Benedict is free but will Geneva keep my secret?
Though it was a despicable thing to do, if she had not forced my hand, Grandfather and I likely would be dead, biding our time until Lawrence killed us instead of investigating.
There are disturbing notes in my correspondences.
Hateful letters written by men filled with vitriol against me.
Moralizing letters from women and clergy accusing me of—all manner of things.
Collusion with Lawrence. Having a corrupting influence on a good man simply because I am a woman.
Viciousness and immorality of various types.
It’s little wonder, because the newspapers published speculation as revelation while the true story took its time revealing itself.
I’ll keep them all until I can build a bonfire of them.
It doesn’t matter. I’m leaving. I’d fought too hard for a life with a man who was not who I thought he was. I cannot bear the house on Cranberry Street, for that last fatal hour resonates throughout its rooms and into my very marrow.
There’s another letter. It coils like a snake on the desk, propped against the green glass vase veined with silver.
The postmark says Boston. The handwriting is Grandmother Stanbury’s, my mother’s mother.

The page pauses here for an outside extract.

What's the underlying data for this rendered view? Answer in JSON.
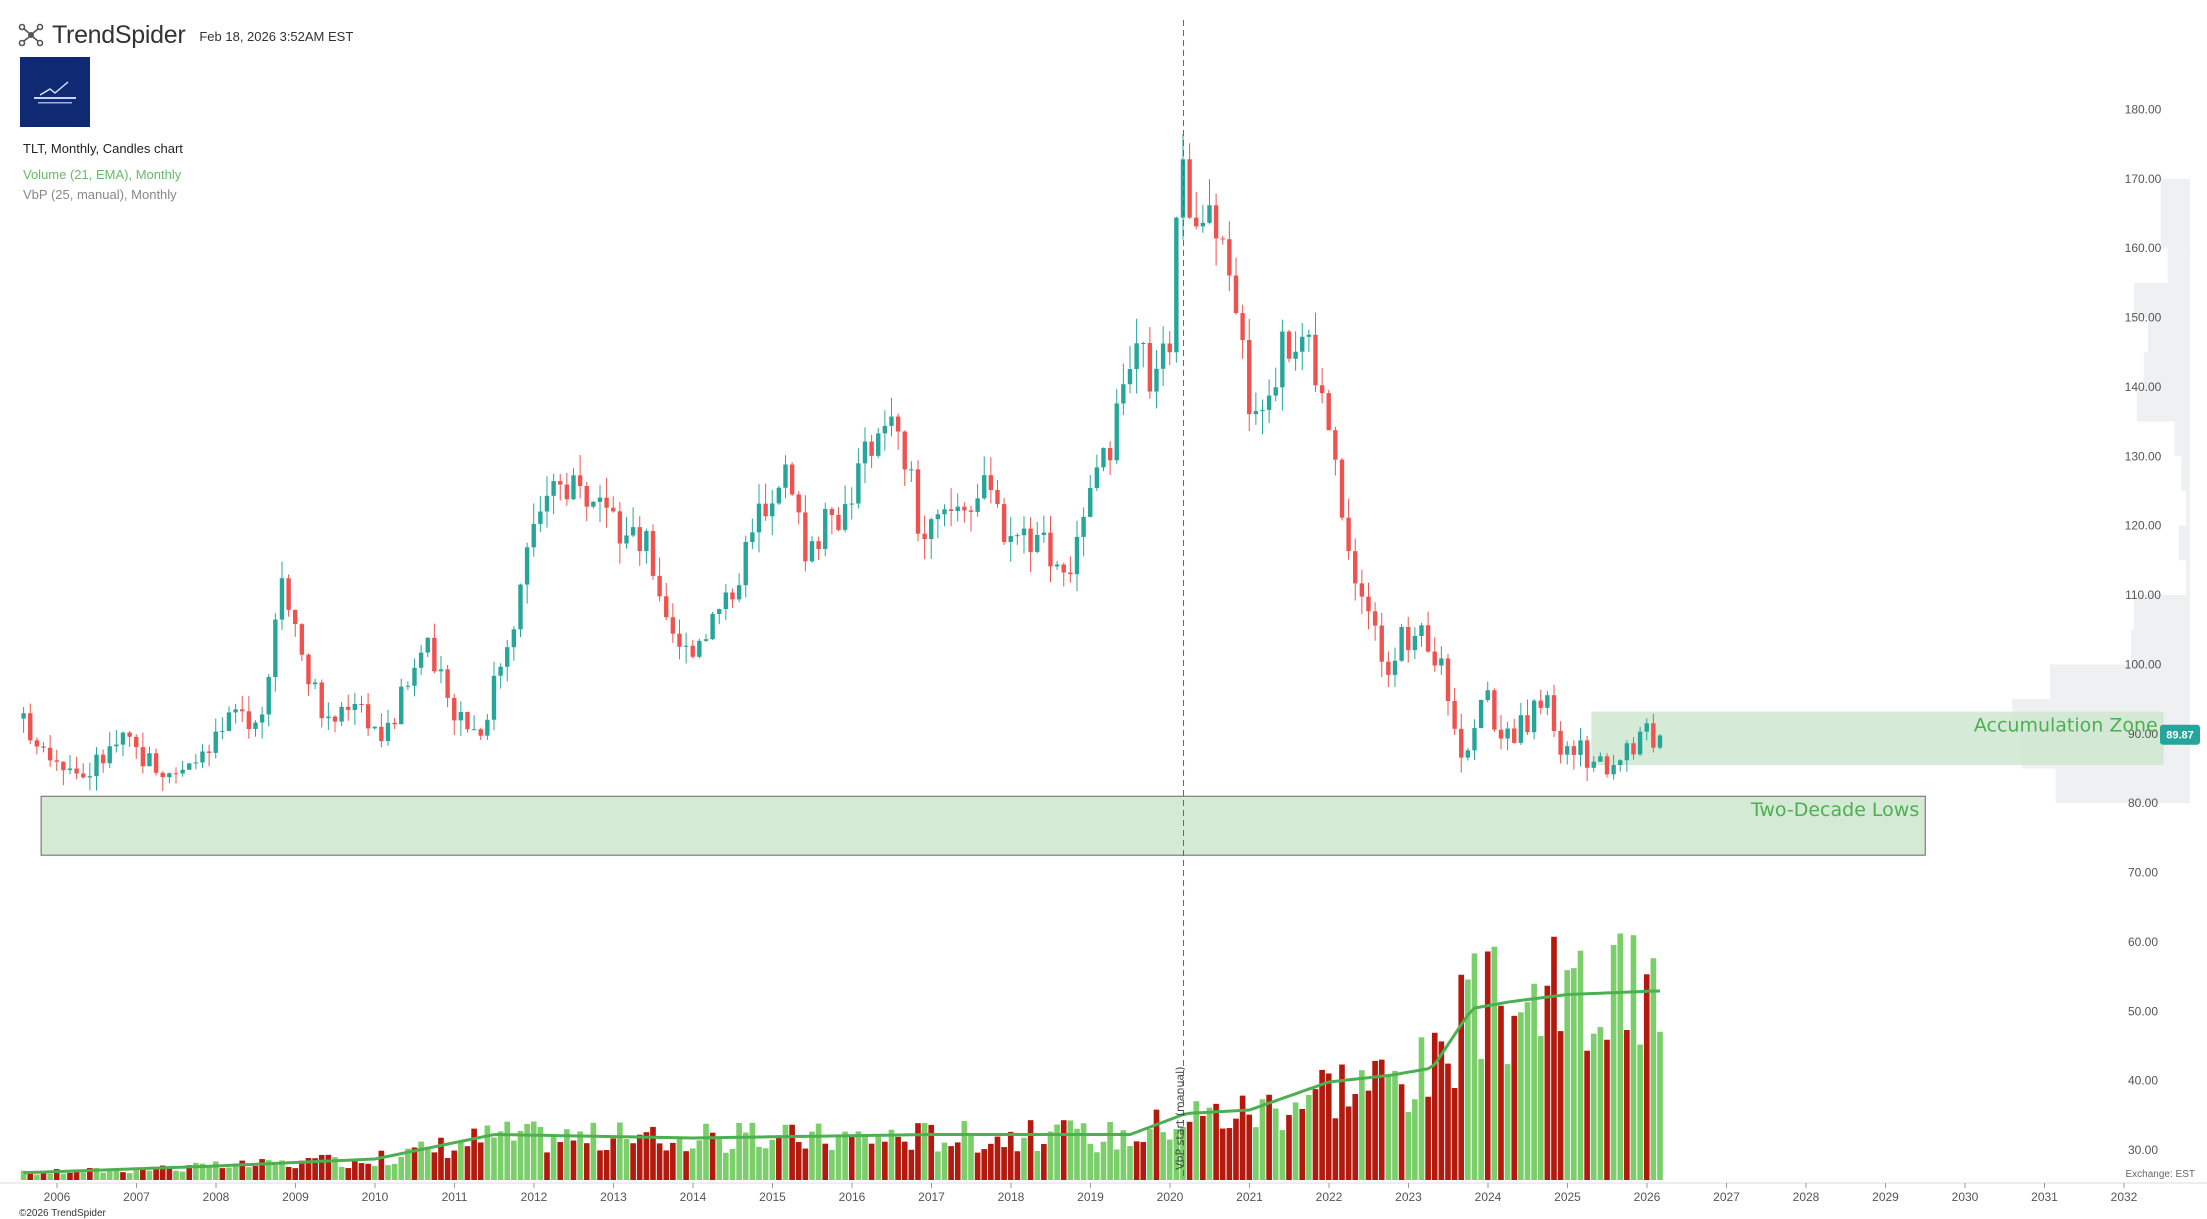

I dread what it will say. I’ve tucked it now unopened under the blotter with all the others I’ve received from her.
No one came forward to stand for the dead man, Lawrence Gladney.
I’m happy to have shed his name and take Jack’s name back.
I’m glad to have won out against such a monstrous trickster.
I couldn’t have avoided Lawrence Gladney, not from the moment he’d set his sights upon me.
I can be—resigned he chose me. No other woman would have survived him.